C’est la réserve de Camille Nicolle qui signe les textes et c’est la réserve de Stéphane Ebner qui laisse traîner son pinceau et ses aquarelles sur la page, tantôt sous forme de taches et de traces, tantôt sous forme de décor végétal plein de fraîcheur, qui laissent tous respirer la page et nous donnent envie de cueillir un bout de ciel bleu ou de partir en exploration derrière les buissons, entre les troncs.

Les phrases parlent de disparition, de manque, de vide, de quête.
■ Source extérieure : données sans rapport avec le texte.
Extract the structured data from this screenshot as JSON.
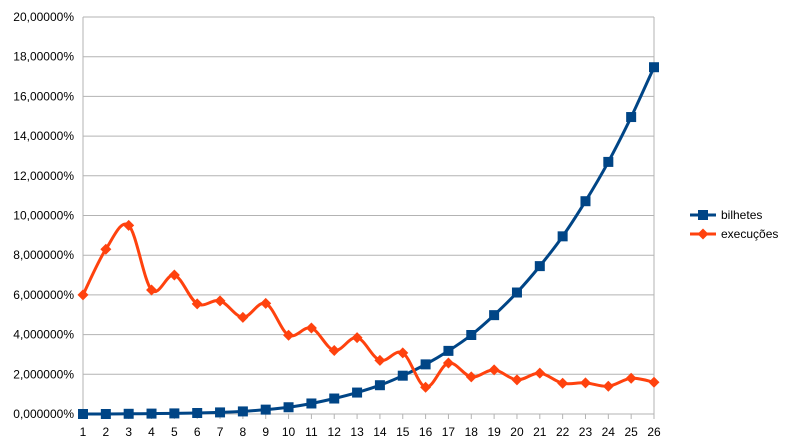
{
  "chart_data": {
    "type": "line",
    "title": "",
    "xlabel": "",
    "ylabel": "",
    "categories": [
      "1",
      "2",
      "3",
      "4",
      "5",
      "6",
      "7",
      "8",
      "9",
      "10",
      "11",
      "12",
      "13",
      "14",
      "15",
      "16",
      "17",
      "18",
      "19",
      "20",
      "21",
      "22",
      "23",
      "24",
      "25",
      "26"
    ],
    "ylim": [
      0,
      20
    ],
    "y_ticks": [
      "0,000000%",
      "2,000000%",
      "4,000000%",
      "6,000000%",
      "8,000000%",
      "10,00000%",
      "12,00000%",
      "14,00000%",
      "16,00000%",
      "18,00000%",
      "20,00000%"
    ],
    "grid": "horizontal",
    "legend": "right",
    "series": [
      {
        "name": "bilhetes",
        "color": "#004586",
        "marker": "square",
        "smooth": true,
        "values": [
          0.0,
          0.0,
          0.01,
          0.02,
          0.03,
          0.05,
          0.08,
          0.13,
          0.22,
          0.34,
          0.53,
          0.78,
          1.08,
          1.45,
          1.93,
          2.5,
          3.18,
          3.98,
          4.98,
          6.12,
          7.45,
          8.95,
          10.72,
          12.7,
          14.96,
          17.47
        ]
      },
      {
        "name": "execuções",
        "color": "#ff420e",
        "marker": "diamond",
        "smooth": true,
        "values": [
          6.0,
          8.3,
          9.5,
          6.25,
          7.0,
          5.55,
          5.7,
          4.87,
          5.57,
          3.97,
          4.33,
          3.2,
          3.85,
          2.7,
          3.08,
          1.35,
          2.57,
          1.87,
          2.22,
          1.72,
          2.06,
          1.55,
          1.57,
          1.4,
          1.8,
          1.6
        ]
      }
    ]
  }
}
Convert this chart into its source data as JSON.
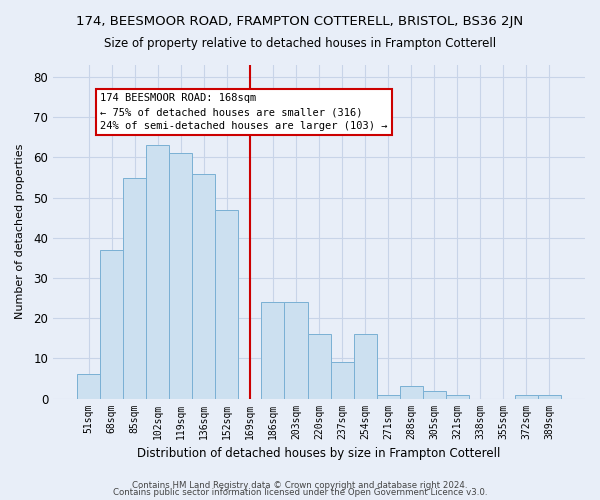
{
  "title": "174, BEESMOOR ROAD, FRAMPTON COTTERELL, BRISTOL, BS36 2JN",
  "subtitle": "Size of property relative to detached houses in Frampton Cotterell",
  "xlabel": "Distribution of detached houses by size in Frampton Cotterell",
  "ylabel": "Number of detached properties",
  "bar_labels": [
    "51sqm",
    "68sqm",
    "85sqm",
    "102sqm",
    "119sqm",
    "136sqm",
    "152sqm",
    "169sqm",
    "186sqm",
    "203sqm",
    "220sqm",
    "237sqm",
    "254sqm",
    "271sqm",
    "288sqm",
    "305sqm",
    "321sqm",
    "338sqm",
    "355sqm",
    "372sqm",
    "389sqm"
  ],
  "bar_values": [
    6,
    37,
    55,
    63,
    61,
    56,
    47,
    0,
    24,
    24,
    16,
    9,
    16,
    1,
    3,
    2,
    1,
    0,
    0,
    1,
    1
  ],
  "bar_color": "#cce0f0",
  "bar_edge_color": "#7ab0d4",
  "vline_pos": 7,
  "vline_color": "#cc0000",
  "ylim": [
    0,
    83
  ],
  "yticks": [
    0,
    10,
    20,
    30,
    40,
    50,
    60,
    70,
    80
  ],
  "annotation_title": "174 BEESMOOR ROAD: 168sqm",
  "annotation_line1": "← 75% of detached houses are smaller (316)",
  "annotation_line2": "24% of semi-detached houses are larger (103) →",
  "footer_line1": "Contains HM Land Registry data © Crown copyright and database right 2024.",
  "footer_line2": "Contains public sector information licensed under the Open Government Licence v3.0.",
  "background_color": "#e8eef8",
  "plot_bg_color": "#e8eef8",
  "grid_color": "#c8d4e8"
}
Elles invitent (c’est ma lecture mais il peut y en avoir plusieurs) au lâcher prise, au laisser faire… A retrouver une essence végétale en nous, peut-être. A regarder au-delà des contours familiers. A devenir plus sensible. A sortir de sa réserve.

« Chaque matin tu disparais.

Alors, je cherche ta lumière d’hier

et c’est en vain.

Dehors il neige

et les valises ne servent à rien.

J’oublie ton nom. »

Camille NICOLLE et Stéphane EBNER, Réserve, Esperluète éditions, 2011

A la découverte des éditions Esperluète avec Mina. C’est jusqu’au 1e novembre 2015, n’hésitez pas à vous joindre à nous pour découvrir cette magnifique maison d’édition belge qui fête ses vingt ans en 2014 !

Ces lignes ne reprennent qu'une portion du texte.